Elephants can be dangerous animals. They are excitable, complex, and sometimes violently defensive. Douglas-Hamilton is a world-renowned expert who has studied them for 40 years. Don't try this at home.

He wants a clear look at the collar. He has heard reports that it may be too tight—that she has grown into it since having been tranquilizer-darted, fitted, and thus recruited as a source of research data. Ordinarily, Douglas-Hamilton does his elephant-watching more cautiously, from the safe containment of a Land Cruiser, but no vehicle can drive this terrain, and Anne's comfort and health are at issue. The collar should hang loose, with a dangling counterweight below. He wants to be sure that Anne's isn't snugged up to her throat like a noose. But at present, amid the thicket, she's showing him only her imperious elephantine butt. So he creeps closer.

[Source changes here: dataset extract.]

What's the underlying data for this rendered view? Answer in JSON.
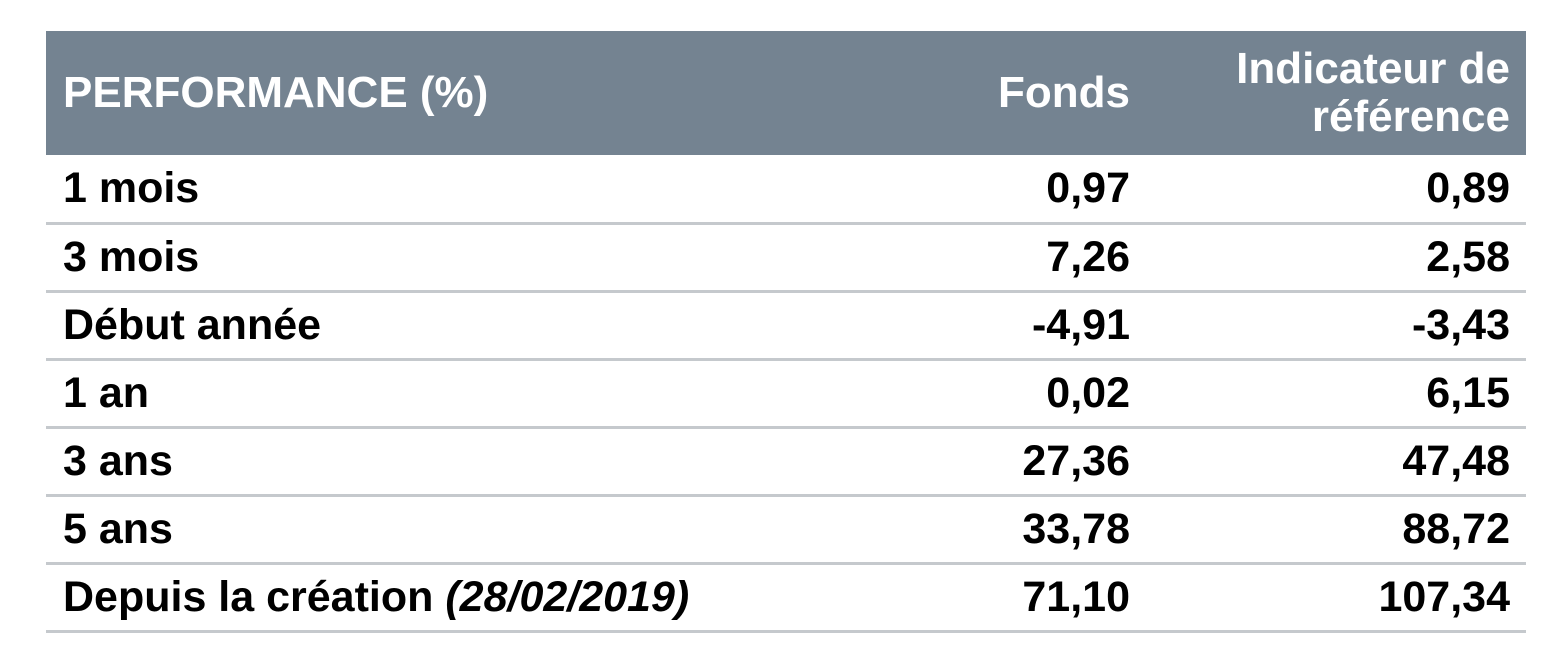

Three other men lag back. One is David Daballen, a bright young Samburu protégé of Douglas-Hamilton's, who often accompanies the boss on missions like this. The second man is a local guide holding a Winchester .308 rifle. The third is me. As we watch Douglas-Hamilton edging forward, we notice another female elephant, a big one, probably the group's matriarch, sidling around craftily on his right flank. We duck low to escape the matriarch's view. We freeze. As this female comes on, suspicious and challenging, Douglas-Hamilton seems unconcerned with her, but Daballen begins to look nervous. He is calculating (he'll tell me later) how fast an elephant might be able to charge across such a rocky, rubble-strewn slope.

Then the big female commits herself to a sequence of gestures suggesting nonchalance, if not outright contempt: She pisses torrentially, she defecates galumphingly, and she turns away.